厨娘

南宋の寶慶(ほうけい)年間(1225〜1227)のことである。


趙制幹(ちょうせいかん)が一人の厨娘(ちゅうじょう、女の料理人)を雇い入れた。非常に美貌だったため、主人の趙制幹はすきを見ては手を出そうとするのだが、何かと理由をつけて逃げられていた。趙制幹は満たされぬ思いで、日々悶々としていた。

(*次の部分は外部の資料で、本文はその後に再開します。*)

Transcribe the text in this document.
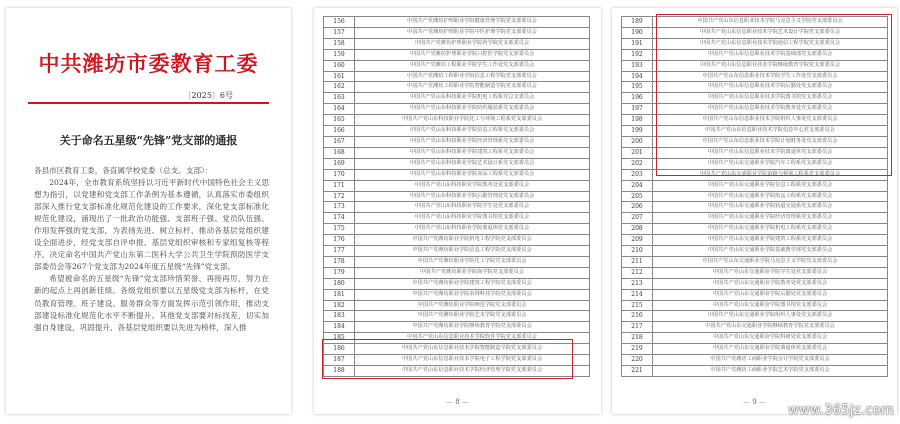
中共潍坊市委教育工委
〔2025〕6号
关于命名五星级“先锋”党支部的通报

各县市区教育工委，各直属学校党委（总支、支部）：

2024年，全市教育系统坚持以习近平新时代中国特色社会主义思想为指引，以党建和党支部工作条例为基本遵循，认真落实市委组织部深入推行党支部标准化规范化建设的工作要求，深化党支部标准化规范化建设，涌现出了一批政治功能强、支部班子强、党员队伍强、作用发挥强的党支部，为表扬先进、树立标杆、推动各基层党组织建设全面进步，经党支部自评申报、基层党组织审核和专家组复核等程序，决定命名中国共产党山东第二医科大学公共卫生学院预防医学支部委员会等267个党支部为2024年度五星级“先锋”党支部。

希望被命名的五星级“先锋”党支部珍惜荣誉、再接再厉，努力在新的起点上再创新佳绩。各级党组织要以五星级党支部为标杆，在党员教育管理、班子建设、服务群众等方面发挥示范引领作用，推动支部建设标准化规范化水平不断提升。其他党支部要对标找差，切实加强自身建设，巩固提升、各基层党组织要以先进为榜样，深入推

156	中国共产党潍坊护理职业学院健康管理学院党支部委员会
157	中国共产党潍坊护理职业学院中医护理学院党支部委员会
158	中国共产党潍坊护理职业学院药学院党支部委员会
159	中国共产党潍坊护理职业学院口腔医学院党支部委员会
160	中国共产党潍坊工程职业学院学生工作处党支部委员会
161	中国共产党潍坊工程职业学院信息工程学院党支部委员会
162	中国共产党潍坊工程职业学院智能制造学院党支部委员会
163	中国共产党山东科技职业学院机电工程系党总支委员会
164	中国共产党山东科技职业学院纺织服装系党支部委员会
165	中国共产党山东科技职业学院化工与环境工程系党支部委员会
166	中国共产党山东科技职业学院信息工程系党支部委员会
167	中国共产党山东科技职业学院经济管理系党支部委员会
168	中国共产党山东科技职业学院建筑工程系党支部委员会
169	中国共产党山东科技职业学院艺术设计系党支部委员会
170	中国共产党山东科技职业学院食品工程系党支部委员会
171	中国共产党山东科技职业学院教务处党支部委员会
172	中国共产党山东科技职业学院后勤管理处党支部委员会
173	中国共产党山东科技职业学院学生处党支部委员会
174	中国共产党山东科技职业学院图书馆党支部委员会
175	中国共产党山东科技职业学院离退休党支部委员会
176	中国共产党潍坊职业学院机电工程学院党支部委员会
177	中国共产党潍坊职业学院信息工程学院党支部委员会
178	中国共产党潍坊职业学院化工学院党支部委员会
179	中国共产党潍坊职业学院商学院党支部委员会
180	中国共产党潍坊职业学院建筑工程学院党支部委员会
181	中国共产党潍坊职业学院农林科技学院党支部委员会
182	中国共产党潍坊职业学院师范学院党支部委员会
183	中国共产党潍坊职业学院艺术学院党支部委员会
184	中国共产党潍坊职业学院继续教育学院党支部委员会
185	中国共产党山东信息职业技术学院软件学院党支部委员会
186	中国共产党山东信息职业技术学院智能制造学院党支部委员会
187	中国共产党山东信息职业技术学院电子工程学院党支部委员会
188	中国共产党山东信息职业技术学院经济管理学院党支部委员会
— 8 —
189	中国共产党山东信息职业技术学院马克思主义学院党支部委员会
190	中国共产党山东信息职业技术学院艺术设计学院党支部委员会
191	中国共产党山东信息职业技术学院通信工程学院党支部委员会
192	中国共产党山东信息职业技术学院基础部党支部委员会
193	中国共产党山东信息职业技术学院继续教育学院党支部委员会
194	中国共产党山东信息职业技术学院学生工作处党支部委员会
195	中国共产党山东信息职业技术学院后勤处党支部委员会
196	中国共产党山东信息职业技术学院图书馆党支部委员会
197	中国共产党山东信息职业技术学院教务处党支部委员会
198	中国共产党山东信息职业技术学院组织人事处党支部委员会
199	中国共产党山东信息职业技术学院信息中心党支部委员会
200	中国共产党山东信息职业技术学院计划财务处党支部委员会
201	中国共产党山东信息职业技术学院离退休党支部委员会
202	中国共产党山东交通职业学院汽车工程系党支部委员会
203	中国共产党山东交通职业学院道路与桥梁工程系党支部委员会
204	中国共产党山东交通职业学院信息工程系党支部委员会
205	中国共产党山东交通职业学院航运工程系党支部委员会
206	中国共产党山东交通职业学院轨道交通系党支部委员会
207	中国共产党山东交通职业学院经济管理系党支部委员会
208	中国共产党山东交通职业学院机电工程系党支部委员会
209	中国共产党山东交通职业学院建筑工程系党支部委员会
210	中国共产党山东交通职业学院基础教学部党支部委员会
211	中国共产党山东交通职业学院马克思主义学院党支部委员会
212	中国共产党山东交通职业学院学生处党支部委员会
213	中国共产党山东交通职业学院教务处党支部委员会
214	中国共产党山东交通职业学院后勤处党支部委员会
215	中国共产党山东交通职业学院图书馆党支部委员会
216	中国共产党山东交通职业学院组织人事处党支部委员会
217	中国共产党山东交通职业学院继续教育学院党支部委员会
218	中国共产党山东交通职业学院科研处党支部委员会
219	中国共产党山东交通职业学院离退休党支部委员会
220	中国共产党潍坊工商职业学院会计学院党支部委员会
221	中国共产党潍坊工商职业学院艺术学院党支部委员会
— 9 —
www.365jz.com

ある日、同僚達と飲んでいた時のことである。話が世間の噂に及んだ。誰かが言った。


「最近は妙な事件が起こるようになったな。厨娘に化けた男が、金持ちの家に入り込んでは盗みを働いて姿を消すらしいぜ。君のところで新しく雇った厨娘は大丈夫なんだろうね?」


趙制幹は帰宅すると早速、厨娘を呼びつけ、有無を言わさずその隠しどころを探った。何とそこにはあるはずのないものがついているではないか。そう、この厨娘は男が化けたものだったのである。趙制幹は即刻、ニセ厨娘を役所に突き出した。

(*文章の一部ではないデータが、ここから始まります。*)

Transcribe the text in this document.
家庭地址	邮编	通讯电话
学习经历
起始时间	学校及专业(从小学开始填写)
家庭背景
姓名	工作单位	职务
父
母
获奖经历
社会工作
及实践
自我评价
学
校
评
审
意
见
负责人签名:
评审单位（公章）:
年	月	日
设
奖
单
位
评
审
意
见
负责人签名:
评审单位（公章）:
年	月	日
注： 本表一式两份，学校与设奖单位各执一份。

調べによると、この厨娘、本名を王千一といい、生まれながらの立派な男であった。幼い頃に父の手で耳輪に纏足(てんそく)を施され、女として育てられた。姿だけでなく手芸裁縫、料理など女のたしなみも仕込まれた。そして、仲買人に賄賂を贈って金持ちの家への斡旋(あっせん)を頼み、厨娘として入り込むのであった。


ニセ厨娘といっても表向きは女なので、奥への出入りは自由であった。妾達はニセ厨娘に警戒心を抱くことなく接し、昼寝などの相手をさせた。形(なり)は女でも体は男のニセ厨娘、このような僥倖(ぎょうこう)に黙っていようか。男として思う存分楽しんだ。事が露見しても、金持ちにも体面があるため役所に突き出すことはせず、解雇して両親のもとに戻すにとどめた。その時、荷物の中に盗んだ金目のものを隠して持ち出すのを忘れなかった。


趙制幹の手で突き出された王千一は斬首、その両親と仲買人は流刑に処せられた。